Prove some properties of binomial coefficients of a real number α

The binomial coefficient $\binom{\alpha}{n}$ is defined by

$\binom{\alpha}{n} = \frac{\alpha(\alpha - 1)(\alpha - 2) \cdots (\alpha - n + 1)}{n!}$

where $\alpha \in \mathbb{R}$ and $n \in \mathbb{Z}_{\geq 0}$ .

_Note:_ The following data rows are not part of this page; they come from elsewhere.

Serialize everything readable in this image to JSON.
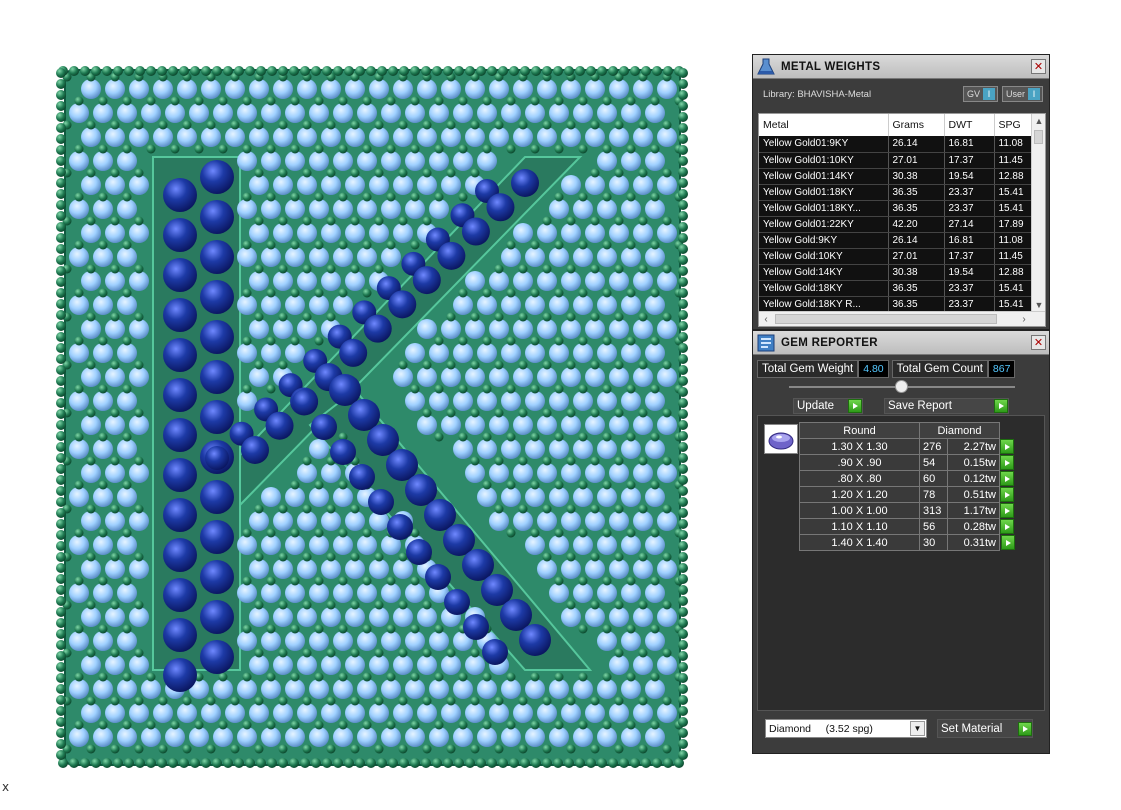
{
  "viewport": {
    "axis_marker": "x",
    "colors": {
      "frame": "#2e8a6a",
      "melee": "#1f7a52",
      "light_stone": "#9fd0ff",
      "dark_stone": "#1d3aa6"
    }
  },
  "metal_panel": {
    "title": "METAL WEIGHTS",
    "library_label": "Library: BHAVISHA-Metal",
    "toggle_gv": "GV",
    "toggle_user": "User",
    "toggle_button_glyph": "I",
    "columns": [
      "Metal",
      "Grams",
      "DWT",
      "SPG"
    ],
    "rows": [
      [
        "Yellow Gold01:9KY",
        "26.14",
        "16.81",
        "11.08"
      ],
      [
        "Yellow Gold01:10KY",
        "27.01",
        "17.37",
        "11.45"
      ],
      [
        "Yellow Gold01:14KY",
        "30.38",
        "19.54",
        "12.88"
      ],
      [
        "Yellow Gold01:18KY",
        "36.35",
        "23.37",
        "15.41"
      ],
      [
        "Yellow Gold01:18KY...",
        "36.35",
        "23.37",
        "15.41"
      ],
      [
        "Yellow Gold01:22KY",
        "42.20",
        "27.14",
        "17.89"
      ],
      [
        "Yellow Gold:9KY",
        "26.14",
        "16.81",
        "11.08"
      ],
      [
        "Yellow Gold:10KY",
        "27.01",
        "17.37",
        "11.45"
      ],
      [
        "Yellow Gold:14KY",
        "30.38",
        "19.54",
        "12.88"
      ],
      [
        "Yellow Gold:18KY",
        "36.35",
        "23.37",
        "15.41"
      ],
      [
        "Yellow Gold:18KY R...",
        "36.35",
        "23.37",
        "15.41"
      ]
    ]
  },
  "gem_panel": {
    "title": "GEM REPORTER",
    "total_weight_label": "Total Gem Weight",
    "total_weight_value": "4.80",
    "total_count_label": "Total Gem Count",
    "total_count_value": "867",
    "update_label": "Update",
    "save_label": "Save Report",
    "table_header_shape": "Round",
    "table_header_type": "Diamond",
    "rows": [
      {
        "size": "1.30 X 1.30",
        "count": "276",
        "weight": "2.27tw"
      },
      {
        "size": ".90 X .90",
        "count": "54",
        "weight": "0.15tw"
      },
      {
        "size": ".80 X .80",
        "count": "60",
        "weight": "0.12tw"
      },
      {
        "size": "1.20 X 1.20",
        "count": "78",
        "weight": "0.51tw"
      },
      {
        "size": "1.00 X 1.00",
        "count": "313",
        "weight": "1.17tw"
      },
      {
        "size": "1.10 X 1.10",
        "count": "56",
        "weight": "0.28tw"
      },
      {
        "size": "1.40 X 1.40",
        "count": "30",
        "weight": "0.31tw"
      }
    ],
    "material_select": "Diamond     (3.52 spg)",
    "set_material_label": "Set Material"
  }
}
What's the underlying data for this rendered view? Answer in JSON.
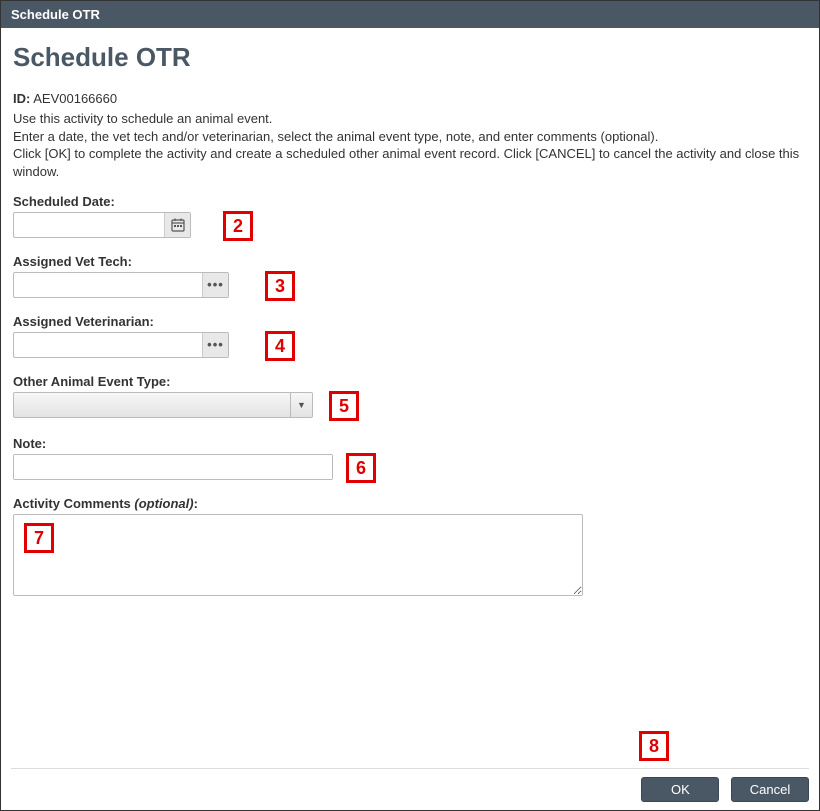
{
  "titlebar": {
    "title": "Schedule OTR"
  },
  "page": {
    "heading": "Schedule OTR",
    "id_label": "ID:",
    "id_value": "AEV00166660",
    "instructions_line1": "Use this activity to schedule an animal event.",
    "instructions_line2": "Enter a date, the vet tech and/or veterinarian, select the animal event type, note, and enter comments (optional).",
    "instructions_line3": "Click [OK] to complete the activity and create a scheduled other animal event record. Click [CANCEL] to cancel the activity and close this window."
  },
  "fields": {
    "scheduled_date": {
      "label": "Scheduled Date:",
      "value": ""
    },
    "assigned_vet_tech": {
      "label": "Assigned Vet Tech:",
      "value": ""
    },
    "assigned_veterinarian": {
      "label": "Assigned Veterinarian:",
      "value": ""
    },
    "other_event_type": {
      "label": "Other Animal Event Type:",
      "value": ""
    },
    "note": {
      "label": "Note:",
      "value": ""
    },
    "activity_comments": {
      "label_main": "Activity Comments",
      "label_optional": "(optional)",
      "label_colon": ":",
      "value": ""
    }
  },
  "buttons": {
    "ok": "OK",
    "cancel": "Cancel"
  },
  "callouts": {
    "c2": "2",
    "c3": "3",
    "c4": "4",
    "c5": "5",
    "c6": "6",
    "c7": "7",
    "c8": "8"
  }
}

For $\alpha = -\frac{1}{2}$ show that
$\binom{\alpha}{1} = -\frac{1}{2}, \quad \binom{\alpha}{2} = \frac{3}{8}, \quad \binom{\alpha}{3} = -\frac{5}{16}, \quad \binom{\alpha}{4} = \frac{35}{128}, \quad \binom{\alpha}{5} = -\frac{63}{256}.$
Consider the series whose terms are defined by
$a_n = (-1)^n \binom{-\frac{1}{2}}{n}.$

Prove that

$a_n > 0 \qquad \text{and} \qquad a_{n+1} < a_n.$

We compute each of the requested quantities using the given definition, where $\alpha = -\frac{1}{2}$ ,
$\begin{align*} \binom{\alpha}{1} &= \binom{-\frac{1}{2}}{1} = \frac{-\frac{1}{2}}{1} = -\frac{1}{2}. \\[10pt] \binom{\alpha}{2} &= \binom{-\frac{1}{2}}{2} = \left(-\frac{1}{2}\right)\left(-\frac{3}{\frac{2}{2}}\right) = \frac{3}{8}. \\[10pt] \binom{\alpha}{3} &= \binom{-\frac{1}{2}}{3} = \left( \frac{3}{8} \right) \left( \frac{-\frac{5}{2}}{3} \right) = -\frac{5}{16} \\[10pt] \binom{\alpha}{4} &= \binom{-\frac{1}{2}}{4} = \left(-\frac{5}{16} \right) \left( \frac{-\frac{7}{2}}{4} \right) = \frac{35}{128} \\[10pt] \binom{\alpha}{5} &= \binom{-\frac{1}{2}}{5} = \left( \frac{35}{128} \right) \left( \frac{-\frac{9}{2}}{5} \right) = -\frac{63}{256}. \end{align*}$
Proof. The proof is by induction. For $n = 1$ we have
$a_1 = (-1)^1 \binom{-\frac{1}{2}}{1} = (-1) \left( -\frac{1}{2} \right) = \frac{1}{2} > 0.$

For $n = 2$ we have

$a_2 = (-1)^2 \binom{-\frac{1}{2}}{2} = 1 \left( \frac{3}{8} \right) = \frac{3}{8}.$

Thus, for $n = 1$ we have

$a_n > 0 \qquad \text{and} \qquad a_2 < a_1.$

Hence, the statement holds for the case $n = 1$ . Assume then that the statement holds for $n =k \in \mathbb{Z}_{\geq 1}$ . Then,

$a_k > 0 \qquad \implies \qquad (-1)^k \binom{-\frac{1}{2}}{k} > 0.$

Furthermore, from the definition of $a_n$ we have

$\begin{align*} a_{k+1} &= a_k \cdot (-1) \left( \frac{-\frac{1}{2} - k + 1}{k} \right) \\[9pt] &= a_k \cdot \left( \frac{ \frac{1}{2} + k - 1}{k} \right) \\[9pt] &= a_k \cdot \left( 1 - \frac{1}{2k} \right). \end{align*}$

But, $1 - \frac{1}{2k} > 0$ for all positive integers $k$ , and $a_k > 0$ by the induction hypothesis. Thus, $a_{k+1} > 0$ . This gives us the first part of the statement, $a_n> 0$ for all positive integers $n$ . Next, since

$0 < \left( 1 - \frac{1}{2k} \right) < 1$

we have

$a_k \cdot \left( 1 - \frac{1}{2k} \right) < a_k \quad \implies \quad a_{k+1} < a_k.$

Hence, both statements are true for all positive integers $n. \qquad \blacksquare$